Concerns are growing that the new regulatory structure could lessen the accountability of the Financial Conduct Authority in important areas.
Advisers, industry groups and MPs have been calling for the Government to increase Parliamentary scrutiny and general accountability of the new regulator.
But Aviva is warning over plans to limit the ability of the Upper Tribunal to overturn decisions taken by the new regulators.
At present, if a firm is un-happy with an FSA decision, it can forfeit a 30 per cent discount on any fines and appeal to the Regulatory Decisions Committee. If it is unhappy with the RDC decision, it can go to the Upper Tribunal which can uphold or overturn the regulator’s decision.
The Government is looking to remove the Upper Tribunal’s ability to overturn decisions made by the FCA or Prudential Regulation Authority relating to regulatory matters, including authorisations and general firm requirements. The tribunal would still be able to overturn supervisory decisions.
An Aviva submission to the Parliamentary committee scrutinising the Financial Services Bill says: “This will weaken the remit of the Upper Tribunal. The proposal should be dropped and the tribunal should continue to be able to issue directions to the regulator. This will help ensure the implications of the regulators’ judgements can be independently reviewed where appropriate.”
Ministry of Justice figures show there were 710 financial cases heard by the Upper Tribunal in 2010/11, with 508 in the first six months of 2011/12.
The figures from the MoJ are not broken down to supervisory and regulatory cases.
The Financial Services Practitioner Panel is warning that the FCA’s accountability to the panel, the consumer panel and the small business practitioner panel will be severely undermined by proposals to remove a requirement for the regulator to explain the rejection of any recommendations made by the panels.

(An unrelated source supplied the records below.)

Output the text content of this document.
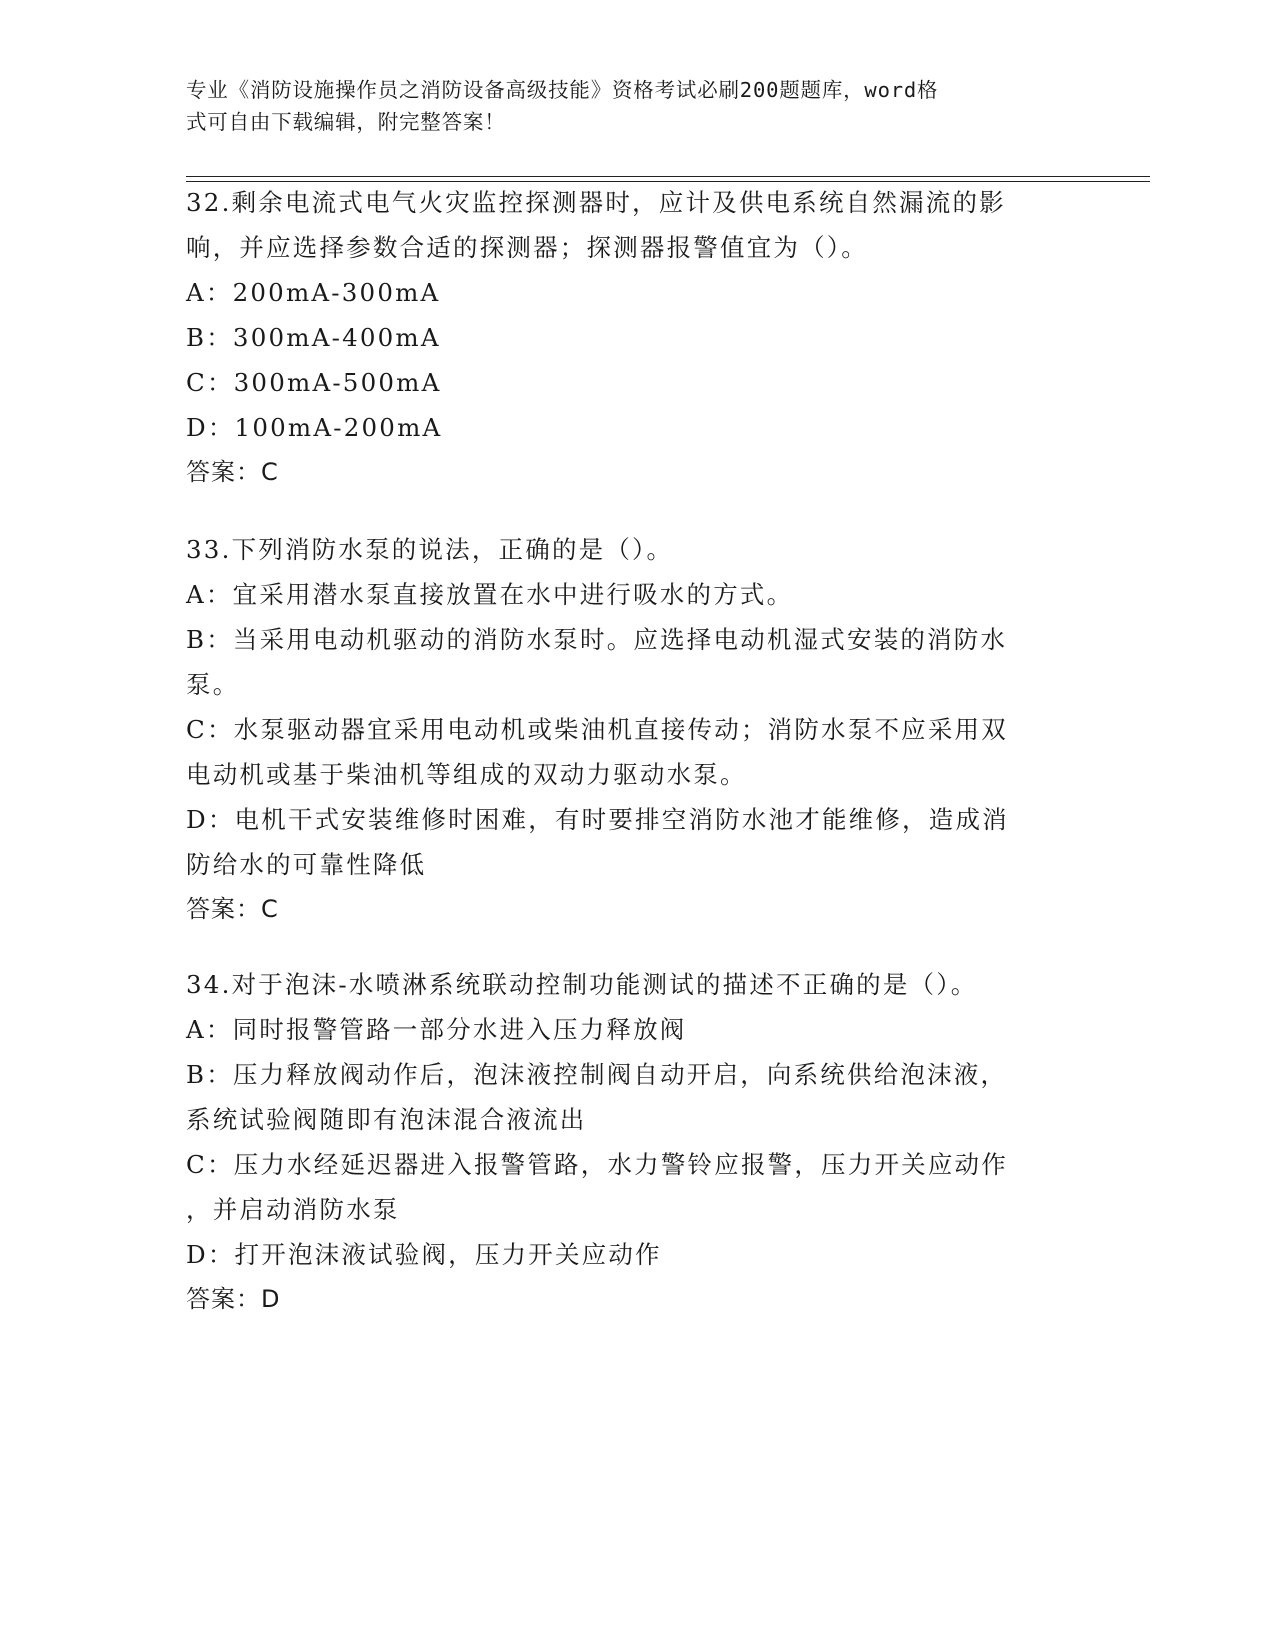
专业《消防设施操作员之消防设备高级技能》资格考试必刷200题题库，word格
式可自由下载编辑，附完整答案！
32.剩余电流式电气火灾监控探测器时，应计及供电系统自然漏流的影
响，并应选择参数合适的探测器；探测器报警值宜为（）。
A：200mA-300mA
B：300mA-400mA
C：300mA-500mA
D：100mA-200mA
答案：C
33.下列消防水泵的说法，正确的是（）。
A：宜采用潜水泵直接放置在水中进行吸水的方式。
B：当采用电动机驱动的消防水泵时。应选择电动机湿式安装的消防水
泵。
C：水泵驱动器宜采用电动机或柴油机直接传动；消防水泵不应采用双
电动机或基于柴油机等组成的双动力驱动水泵。
D：电机干式安装维修时困难，有时要排空消防水池才能维修，造成消
防给水的可靠性降低
答案：C
34.对于泡沫-水喷淋系统联动控制功能测试的描述不正确的是（）。
A：同时报警管路一部分水进入压力释放阀
B：压力释放阀动作后，泡沫液控制阀自动开启，向系统供给泡沫液，
系统试验阀随即有泡沫混合液流出
C：压力水经延迟器进入报警管路，水力警铃应报警，压力开关应动作
，并启动消防水泵
D：打开泡沫液试验阀，压力开关应动作
答案：D
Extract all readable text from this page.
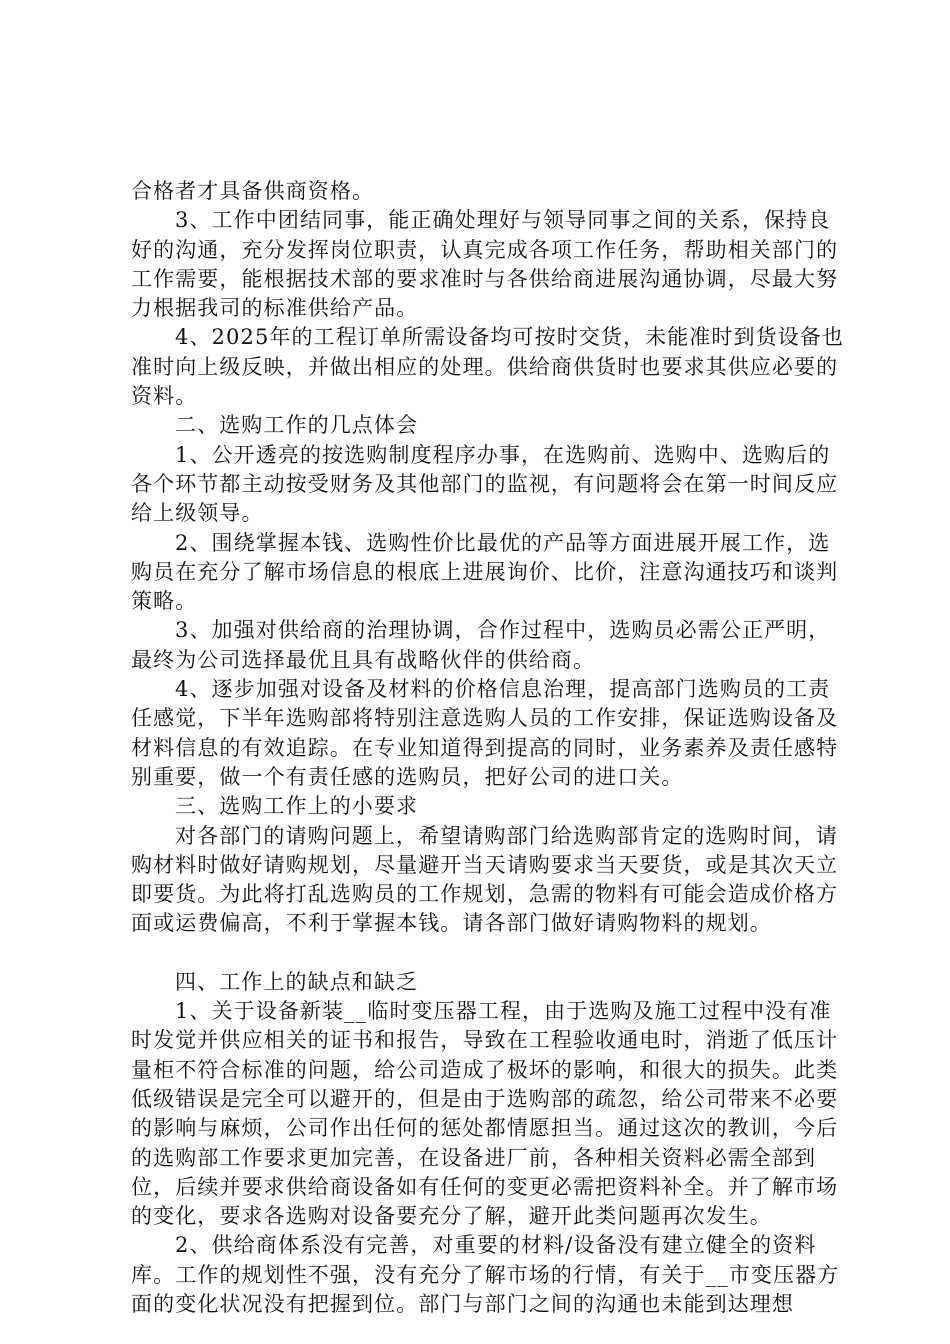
合格者才具备供商资格。

3、工作中团结同事，能正确处理好与领导同事之间的关系，保持良好的沟通，充分发挥岗位职责，认真完成各项工作任务，帮助相关部门的工作需要，能根据技术部的要求准时与各供给商进展沟通协调，尽最大努力根据我司的标准供给产品。

4、2025年的工程订单所需设备均可按时交货，未能准时到货设备也准时向上级反映，并做出相应的处理。供给商供货时也要求其供应必要的资料。

二、选购工作的几点体会

1、公开透亮的按选购制度程序办事，在选购前、选购中、选购后的各个环节都主动按受财务及其他部门的监视，有问题将会在第一时间反应给上级领导。

2、围绕掌握本钱、选购性价比最优的产品等方面进展开展工作，选购员在充分了解市场信息的根底上进展询价、比价，注意沟通技巧和谈判策略。

3、加强对供给商的治理协调，合作过程中，选购员必需公正严明，最终为公司选择最优且具有战略伙伴的供给商。

4、逐步加强对设备及材料的价格信息治理，提高部门选购员的工责任感觉，下半年选购部将特别注意选购人员的工作安排，保证选购设备及材料信息的有效追踪。在专业知道得到提高的同时，业务素养及责任感特别重要，做一个有责任感的选购员，把好公司的进口关。

三、选购工作上的小要求

对各部门的请购问题上，希望请购部门给选购部肯定的选购时间，请购材料时做好请购规划，尽量避开当天请购要求当天要货，或是其次天立即要货。为此将打乱选购员的工作规划，急需的物料有可能会造成价格方面或运费偏高，不利于掌握本钱。请各部门做好请购物料的规划。

四、工作上的缺点和缺乏

1、关于设备新装__临时变压器工程，由于选购及施工过程中没有准时发觉并供应相关的证书和报告，导致在工程验收通电时，消逝了低压计量柜不符合标准的问题，给公司造成了极坏的影响，和很大的损失。此类低级错误是完全可以避开的，但是由于选购部的疏忽，给公司带来不必要的影响与麻烦，公司作出任何的惩处都情愿担当。通过这次的教训，今后的选购部工作要求更加完善，在设备进厂前，各种相关资料必需全部到位，后续并要求供给商设备如有任何的变更必需把资料补全。并了解市场的变化，要求各选购对设备要充分了解，避开此类问题再次发生。

2、供给商体系没有完善，对重要的材料/设备没有建立健全的资料库。工作的规划性不强，没有充分了解市场的行情，有关于__市变压器方面的变化状况没有把握到位。部门与部门之间的沟通也未能到达理想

The Treasury select committee published a new report this week calling for it to be given the power to demand retrospective reviews of FCA activities and for the FCA’s board meeting minutes to be published.
It wants benchmarks for cost-benefit analyses to be written into legislation and warns on the FCA’s new powers to publish “early warnings” of investigations.
TSC chairman Andrew Tyrie (pictured) says: “It is not enough, as the Government has proposed, merely to match the weak, pre-existing accountability arrangements of the FSA. They must be substantially strengthened if the FCA is adequately to be accountable to Parliament and, through Parliament, to the public.”
Aifa policy director Chris Hannant says, given the failures of the FSA and the fact the new judgement-based approach to regulation is untested, it is important the new regulators are treated “as if on probation”.
He says: “Real accountability relies on someone having the power to do something. The Upper Tribunal had that and removing this power means an absence of a check and balance over an important part of the regulator’s work.”
Axxis Financial Planning director Owen Wintersgill says: “It sounds like no one can regulate the regulators and they are already too powerful.”